With the rejection of this text, ministers are now having a break, allowing them to hammer out their positions before they go back into larger meetings. The talks will continue into Saturday, a new or updated text will be tabled.

What is the Harper government delegation up to?

I'm hearing that only three countries supported this weak document -- Australia, the U.S. and Canada (surprise, surprise). This is yet further evidence that the real goal of our government's delegation is to ensure whatever deal comes about will allow business as usual (more emissions) in Canada.

Canada also earned yet another fossil of the year (Colossal Fossil -- 5th year in a row) award.

"Today, Canada was awarded the dubious honour of Fossil of the Year for the fifth year running at COP17 in Durban, South Africa. 'The Canadian Government's inaction has led to it being constantly singled out as a laggard and even a pariah in these negotiations,' said Chris Bisson of the Canadian Youth Delegation, 'They've made our country irrelevant to the United Nations' efforts to combat climate change.' The decision to pass on the fossil to the United States comes as civil society groups have found internal Canadian government documents note that with the 'ever-increasing aggressiveness' of environmental campaigns in 2010, 'getting daily Fossil Awards on the margins [of the] Conference may be the least of our concerns.' Documents date from just before the last climate negotiations in Cancun, Mexico."

For more information, read CAN-Canada's press release.

Mike De Souza also released a damning article, revealing briefing material prepared for Environment Minister Peter Kent and senior management in his department (accessed via freedom of information rules) warning Canada lacks "credible scientific information" to support its claims that tar sands development is environmentally responsible, putting the industry's economic future in jeopardy.
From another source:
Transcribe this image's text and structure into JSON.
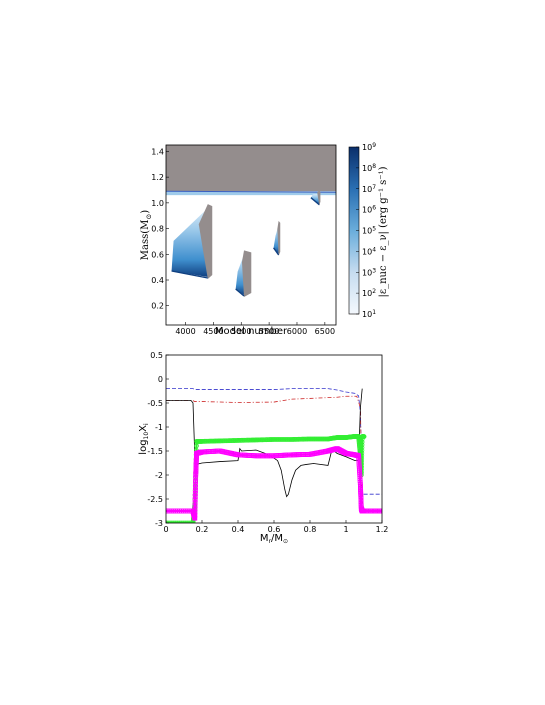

The background notes, emailed to Environment Canada's top bureaucrat, Paul Boothe, cast doubt on the integrity of environmental assessments on new projects exploiting Alberta's tar sands.
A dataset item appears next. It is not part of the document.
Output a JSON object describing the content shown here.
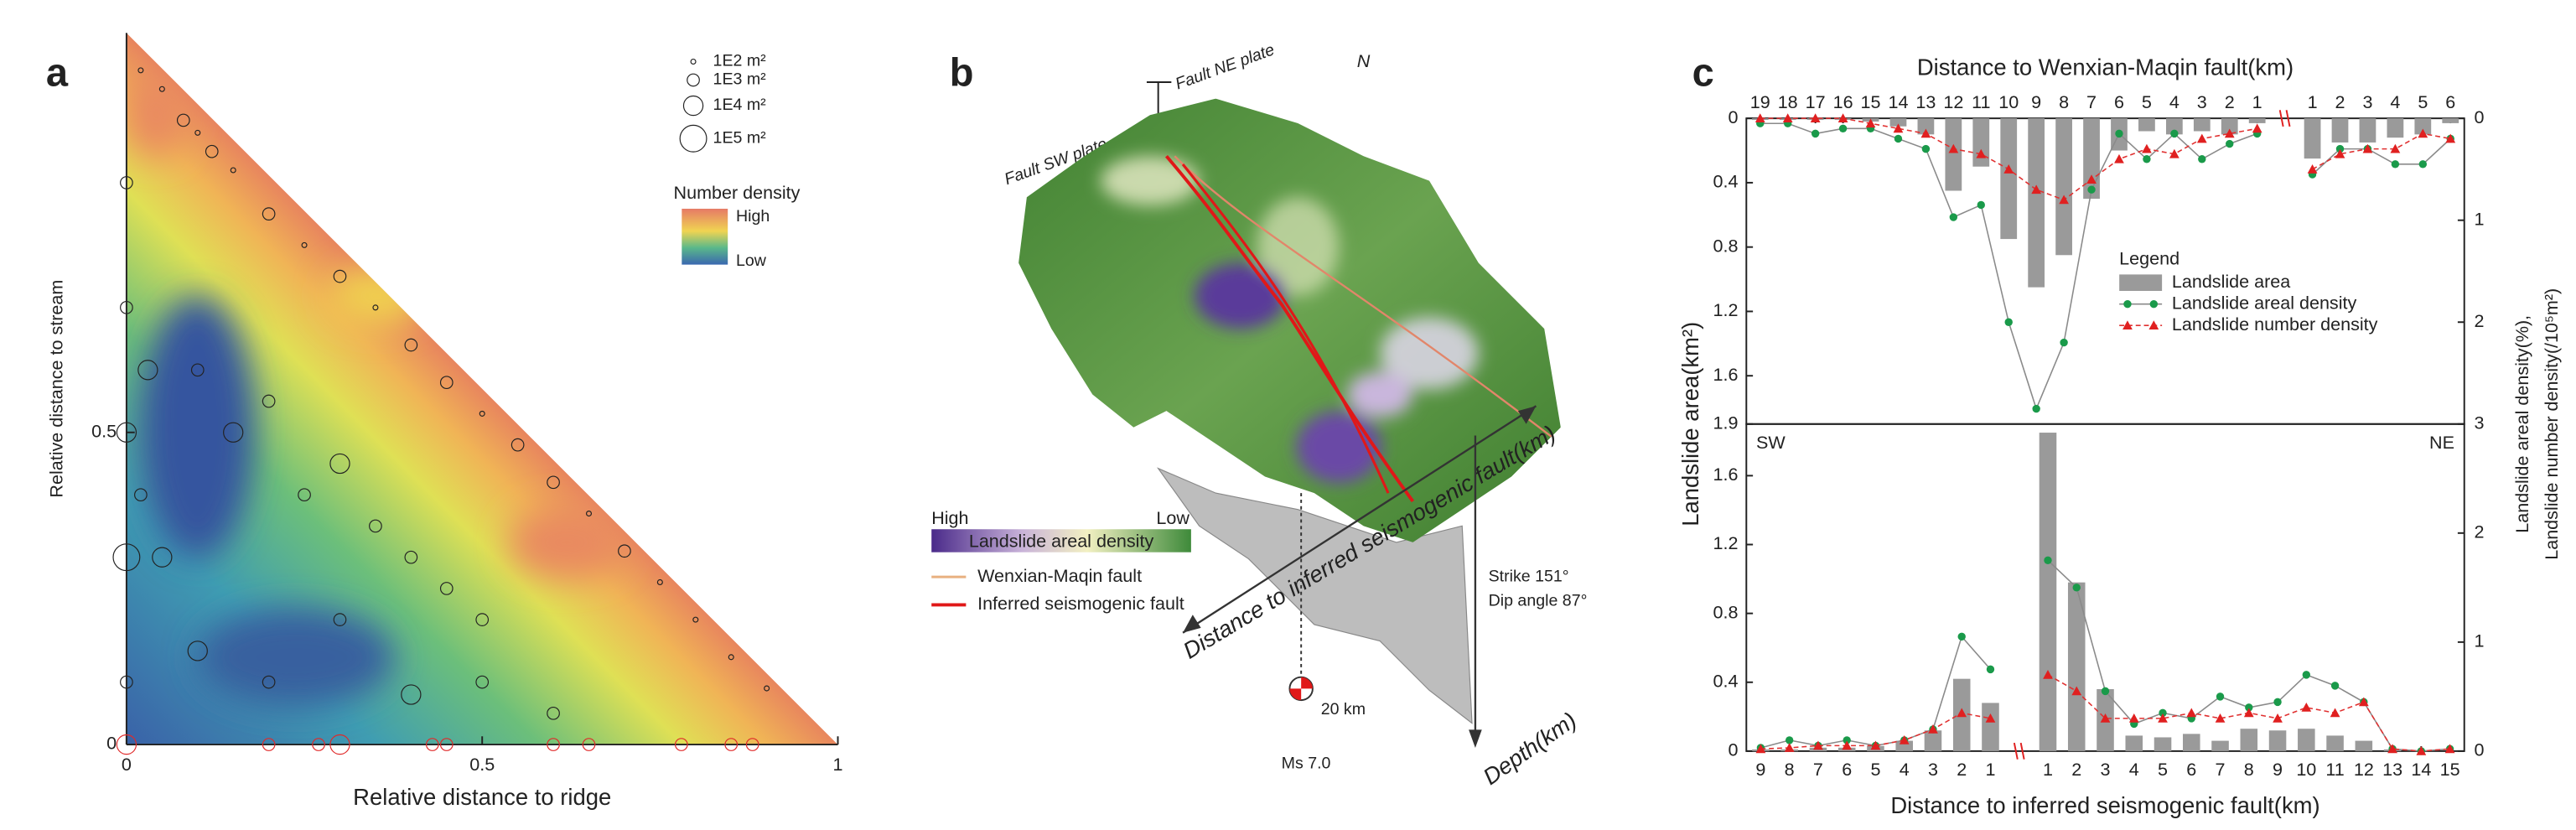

"Separate briefing notes prepared on June 3, also suggested that Environment Canada bureaucrats were at odds with a government-wide lobbying campaign in partnership with industry stakeholders and the Alberta government, exposed in the media last year, to polish the oil sands' international reputation. 'Getting the science right is important,' said the Environment Canada document. 'We are committed to managing the environment in the oil sands based on science, not politics or PR.'"

Three can't-miss links

For a better understanding of why climate justice requires water justice and how off track the UN climate talks are in this regard, I recommend reading an op-ed co-authored by Maude Barlow and Meera Karunananthan, published in Durban's The Mercury.
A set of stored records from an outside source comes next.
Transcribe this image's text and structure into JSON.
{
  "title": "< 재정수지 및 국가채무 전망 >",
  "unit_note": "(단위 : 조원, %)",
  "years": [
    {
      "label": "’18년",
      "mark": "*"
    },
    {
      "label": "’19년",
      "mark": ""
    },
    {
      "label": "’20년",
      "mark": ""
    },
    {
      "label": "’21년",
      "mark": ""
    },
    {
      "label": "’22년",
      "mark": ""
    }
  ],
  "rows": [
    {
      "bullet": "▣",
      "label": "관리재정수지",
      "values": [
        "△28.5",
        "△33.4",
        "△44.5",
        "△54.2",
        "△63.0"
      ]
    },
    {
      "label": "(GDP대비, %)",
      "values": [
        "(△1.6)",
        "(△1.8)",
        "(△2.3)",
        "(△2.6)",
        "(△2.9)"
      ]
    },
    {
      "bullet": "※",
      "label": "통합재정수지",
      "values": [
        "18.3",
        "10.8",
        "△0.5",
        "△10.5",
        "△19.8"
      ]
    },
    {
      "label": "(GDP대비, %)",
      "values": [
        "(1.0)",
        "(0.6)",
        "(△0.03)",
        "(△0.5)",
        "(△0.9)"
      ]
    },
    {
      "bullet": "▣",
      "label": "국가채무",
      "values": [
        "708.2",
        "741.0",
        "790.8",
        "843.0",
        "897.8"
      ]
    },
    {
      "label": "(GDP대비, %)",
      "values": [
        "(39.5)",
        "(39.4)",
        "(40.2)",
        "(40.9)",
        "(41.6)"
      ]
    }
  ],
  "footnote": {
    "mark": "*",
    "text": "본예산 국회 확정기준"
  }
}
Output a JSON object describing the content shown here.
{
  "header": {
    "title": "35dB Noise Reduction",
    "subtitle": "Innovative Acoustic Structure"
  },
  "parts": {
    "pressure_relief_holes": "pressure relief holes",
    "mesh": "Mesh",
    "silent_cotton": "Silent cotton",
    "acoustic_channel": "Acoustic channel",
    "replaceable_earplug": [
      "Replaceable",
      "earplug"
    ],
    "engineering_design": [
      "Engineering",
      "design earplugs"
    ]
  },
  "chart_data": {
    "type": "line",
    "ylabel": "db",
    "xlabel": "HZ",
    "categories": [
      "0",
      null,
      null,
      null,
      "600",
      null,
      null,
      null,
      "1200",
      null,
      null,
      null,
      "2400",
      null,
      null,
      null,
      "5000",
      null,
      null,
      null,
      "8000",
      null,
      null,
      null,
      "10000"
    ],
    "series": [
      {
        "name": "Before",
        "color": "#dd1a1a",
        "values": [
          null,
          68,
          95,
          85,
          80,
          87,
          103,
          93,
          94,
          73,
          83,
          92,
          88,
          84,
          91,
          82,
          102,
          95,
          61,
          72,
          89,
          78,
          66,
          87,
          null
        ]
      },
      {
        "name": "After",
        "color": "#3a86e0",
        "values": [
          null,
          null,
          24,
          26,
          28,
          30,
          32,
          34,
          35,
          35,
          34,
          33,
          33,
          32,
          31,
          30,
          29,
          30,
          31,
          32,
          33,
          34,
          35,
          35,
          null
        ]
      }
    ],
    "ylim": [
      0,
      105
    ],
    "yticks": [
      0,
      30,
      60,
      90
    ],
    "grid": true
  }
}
"As water scarcity deepens to dangerous levels, the preservation of the Earth's water must be foremost in the minds of policymakers in Durban. False solutions to climate change that will deepen the water crisis are not the way forward."

You can watch a moving press conference featuring the following climate justice activists on the failure of the Durban climate talks: Anne Petermann, Moderator, Executive Director, Global Justice Ecology Project, Desmond D'sa, South Durban Community Environmental Alliance, Kandi Mosset, Indigenous Environmental Network and GGJA, Ricardo Navarro, Friends of the Earth El Salvador.

And don't miss this speech by Nnimmo Bassey of Friends of the Earth talking about the desperate need for action -- don't kill Africa is a frequent slogan in Durban. Bassey points towards the Cochabamba People's Agreement as a document with clear steps forward in the right direction to address the crisis of climate change. The Council of Canadians was also at the World People's Conference on Climate Change and the Rights of Mother Earth in Cochabamba Bolivia. We support the People's Agreement.